Washington, D.C., September 9, 2009—The
Middle East and North Africa picked up the pace of business regulatory
reform faster than any other region in a year of global financial uncertainty,
according to a new report by IFC and the World Bank.
Doing Business 2010: Reforming through
Difficult Times finds that between June 2008 and May 2009, 17 of 19
economies in the region passed regulatory reforms to create opportunity
for domestic entrepreneurs. The report is the seventh in an annual series.
Egypt moved up to 106 from 116 among
183 economies worldwide in the overall ease of doing business ranking.

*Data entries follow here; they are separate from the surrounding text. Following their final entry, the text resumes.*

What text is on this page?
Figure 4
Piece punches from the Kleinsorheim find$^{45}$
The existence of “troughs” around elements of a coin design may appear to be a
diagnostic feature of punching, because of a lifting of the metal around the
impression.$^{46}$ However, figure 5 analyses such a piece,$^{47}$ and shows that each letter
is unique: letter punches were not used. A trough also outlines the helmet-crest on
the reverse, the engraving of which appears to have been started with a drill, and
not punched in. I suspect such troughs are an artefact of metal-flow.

Among the world’s 10 most active reformers for the fourth time, Egypt
made business start-up less costly, expedited the construction permit process,
expanded the information available from the private credit bureau, and
created commercial courts to speed up contract dispute settlements.
Saudi Arabia rose to 13 from 15 on the ease of doing business—making it
the highest-ranked economy in the region—by establishing a one-stop center
for business registration and a faster process for construction permits.
“Economies in the Middle East and North Africa are reforming at an impressive
rate, and in sustained and comprehensive ways that highlight insights gained
from other reformers,” said Dahlia Khalifa, an author of the report. “Governments
are paying attention to the quality of business regulation to make their
economies more competitive and encourage entrepreneurs. This is always
important, but especially during these difficult times.”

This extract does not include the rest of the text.